De Wbrp, met de artikelen 3.8 en 3.9, brengt geen wezenlijke wijzigingen in de
mogelijkheden die gemeenten hebben voor het verstrekken van gegevens aan organen van de eigen gemeente en derden (t.o.v. de Wet GBA, met de artikelen 96 en 100). De taken die gemeenten uitvoeren veranderen immers ook niet met het vervangen van de gemeentelijke
basisadministraties door de basisregistratie personen; datzelfde geldt voor de gegevens die nodig zijn voor de goede uitvoering van die taken.
Gemeenten kunnen dus in beginsel blijven verstrekken aan degenen aan wie zij gewend zijn te
verstrekken en dat blijven doen op de wijzen waarop ze dat deden. Met het vervallen van de
GBA-verordening is het echter wel nodig een nieuwe verordening vast te stellen omdat er anders
geen grondslag is voor de verstrekkingen.

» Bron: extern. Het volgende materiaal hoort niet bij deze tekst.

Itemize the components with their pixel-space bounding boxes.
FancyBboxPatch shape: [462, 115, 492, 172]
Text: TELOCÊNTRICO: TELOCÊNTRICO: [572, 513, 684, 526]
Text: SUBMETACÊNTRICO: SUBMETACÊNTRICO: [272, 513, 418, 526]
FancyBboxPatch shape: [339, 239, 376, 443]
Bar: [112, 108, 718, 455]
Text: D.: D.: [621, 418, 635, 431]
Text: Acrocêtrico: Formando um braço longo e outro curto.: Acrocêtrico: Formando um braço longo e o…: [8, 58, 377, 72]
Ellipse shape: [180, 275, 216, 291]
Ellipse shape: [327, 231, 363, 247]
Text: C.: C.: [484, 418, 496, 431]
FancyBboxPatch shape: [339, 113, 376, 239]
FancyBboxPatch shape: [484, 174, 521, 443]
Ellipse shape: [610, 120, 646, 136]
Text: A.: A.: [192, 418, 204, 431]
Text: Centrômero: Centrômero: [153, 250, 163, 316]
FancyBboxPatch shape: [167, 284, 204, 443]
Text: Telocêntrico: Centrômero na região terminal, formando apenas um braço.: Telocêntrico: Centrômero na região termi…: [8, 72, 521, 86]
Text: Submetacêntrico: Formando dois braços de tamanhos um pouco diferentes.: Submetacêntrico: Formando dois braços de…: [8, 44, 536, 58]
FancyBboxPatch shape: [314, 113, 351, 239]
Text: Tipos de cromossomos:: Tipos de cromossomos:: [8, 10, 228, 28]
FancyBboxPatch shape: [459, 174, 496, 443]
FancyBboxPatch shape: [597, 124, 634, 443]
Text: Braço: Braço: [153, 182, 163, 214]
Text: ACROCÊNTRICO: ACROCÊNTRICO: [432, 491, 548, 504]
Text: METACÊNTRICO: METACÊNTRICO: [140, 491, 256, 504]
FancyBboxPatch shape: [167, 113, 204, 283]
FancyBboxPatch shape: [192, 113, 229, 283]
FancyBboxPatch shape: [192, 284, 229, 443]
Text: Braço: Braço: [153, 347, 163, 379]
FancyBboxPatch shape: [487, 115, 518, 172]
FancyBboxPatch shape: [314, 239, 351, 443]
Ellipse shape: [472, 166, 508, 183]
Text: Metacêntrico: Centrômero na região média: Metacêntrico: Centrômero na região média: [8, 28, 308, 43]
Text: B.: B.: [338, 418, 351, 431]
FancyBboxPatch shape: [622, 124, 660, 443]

Het gaat in deze verordening om verstrekking door het college van burgemeester en wethouders
(hierna: college) van gegevens uit de basisregistratie, over inwoners van de eigen gemeente aan:
-organen van de eigen gemeente (op grond van artikel 3.8 van de Wbrp, zie artikel 2 van deze
verordening); en
-derden (op grond van artikel 3.9 van de Wbrp, zie artikel 3 van deze verordening).
De begripsbepalingen uit de Wbrp werken door in deze verordening. Daarmee wordt in deze
verordening verstaan onder:
Basisregistratie: de basisregistratie personen, bedoeld in artikel 1.2 (van de Wbrp).
Er is onder de Wbrp sprake van één basisregistratie personen, en niet langer van afzonderlijke
basisadministraties per gemeente, zoals onder de Wet GBA. In de basisregistratie is iedere gemeente verantwoordelijk voor het bijhouden van de persoonsgegevens over de eigen ingezetenen;
Derden: elke natuurlijke persoon niet zijnde een overheidsorgaan of een ingeschrevene en elke
rechtspersoon die niet krachtens publiekrecht is ingesteld, noch met enig openbaar gezag is bekleed.
Onder de Wbrp wordt niet meer gesproken over ‘vrije derden’, maar kortweg over derden.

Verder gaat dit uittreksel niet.